Constructed in the mid-18th century on 83-107 East Bay Street, it was originally a commerce center on the waterfront built to serve the wharves and docks of the port of Charleston.
Merchants lived on the second floor and had their stores on the first floor of the buildings. Unfortunately, after the Civil War and until the early 1900s, Rainbow Row was considered a slum and was a very run-down area of Charleston.
A woman named Dorothy Porcher Legge owned houses 99 through 101. To improve the homes, she painted them a bright and beautiful pastel pink, which was from the colonial Caribbean color scheme at the time. Others in the area began following in her footsteps by painting their houses beautiful pastel colors to improve the overall appearance of the neighborhood. But the coloring was not just for aesthetics: Light colors helped keep the interior of the houses cooler. (Or you could choose to believe one of the urban legends, like the one about painting the homes differing colors in order to help lead drunken sailors back to the proper house!)

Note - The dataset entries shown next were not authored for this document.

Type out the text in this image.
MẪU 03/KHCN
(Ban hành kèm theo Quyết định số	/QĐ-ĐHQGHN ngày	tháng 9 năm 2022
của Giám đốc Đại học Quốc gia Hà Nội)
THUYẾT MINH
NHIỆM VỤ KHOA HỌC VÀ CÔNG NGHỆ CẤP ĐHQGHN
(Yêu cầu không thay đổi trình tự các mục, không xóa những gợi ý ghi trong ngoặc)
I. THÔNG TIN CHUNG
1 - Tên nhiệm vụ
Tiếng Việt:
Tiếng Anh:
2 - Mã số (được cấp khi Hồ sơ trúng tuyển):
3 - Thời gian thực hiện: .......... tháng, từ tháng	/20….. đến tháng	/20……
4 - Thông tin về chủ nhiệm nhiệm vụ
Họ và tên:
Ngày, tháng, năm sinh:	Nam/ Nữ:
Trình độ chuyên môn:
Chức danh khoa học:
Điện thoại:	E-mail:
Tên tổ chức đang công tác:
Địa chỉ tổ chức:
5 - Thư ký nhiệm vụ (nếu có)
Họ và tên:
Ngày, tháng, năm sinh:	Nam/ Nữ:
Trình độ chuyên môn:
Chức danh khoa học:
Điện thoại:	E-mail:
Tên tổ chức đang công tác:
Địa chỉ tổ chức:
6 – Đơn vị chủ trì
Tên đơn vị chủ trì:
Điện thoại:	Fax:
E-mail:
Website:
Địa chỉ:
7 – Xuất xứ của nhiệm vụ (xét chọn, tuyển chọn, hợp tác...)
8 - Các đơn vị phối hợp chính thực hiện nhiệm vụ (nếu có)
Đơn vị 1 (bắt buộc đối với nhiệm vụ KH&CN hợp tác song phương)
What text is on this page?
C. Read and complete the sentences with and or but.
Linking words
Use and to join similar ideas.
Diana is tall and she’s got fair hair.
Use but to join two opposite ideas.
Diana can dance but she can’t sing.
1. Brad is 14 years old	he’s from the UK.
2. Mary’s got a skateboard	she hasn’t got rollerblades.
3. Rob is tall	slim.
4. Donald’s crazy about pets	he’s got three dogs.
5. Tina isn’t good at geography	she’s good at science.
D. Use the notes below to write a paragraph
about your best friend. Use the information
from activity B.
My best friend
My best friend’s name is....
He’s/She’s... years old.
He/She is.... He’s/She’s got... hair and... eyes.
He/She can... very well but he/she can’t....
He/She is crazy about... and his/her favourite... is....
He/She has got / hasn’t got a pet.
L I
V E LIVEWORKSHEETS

Today, Rainbow Row consists of 13 private residences that all together make up one of the more famous, and certainly most painted, landmarks in Charleston. Stroll down Broad, Market, or Church Street, and you’ll notice many of the local art in the windows is inspired by this particular cluster of homes on East Bay — not to mention countless postcards, T-shirts, mugs, and more. The city’s ordinances protect the color of each house on Rainbow Row, keeping it as one of the most recognizable and photographed sights in Charleston.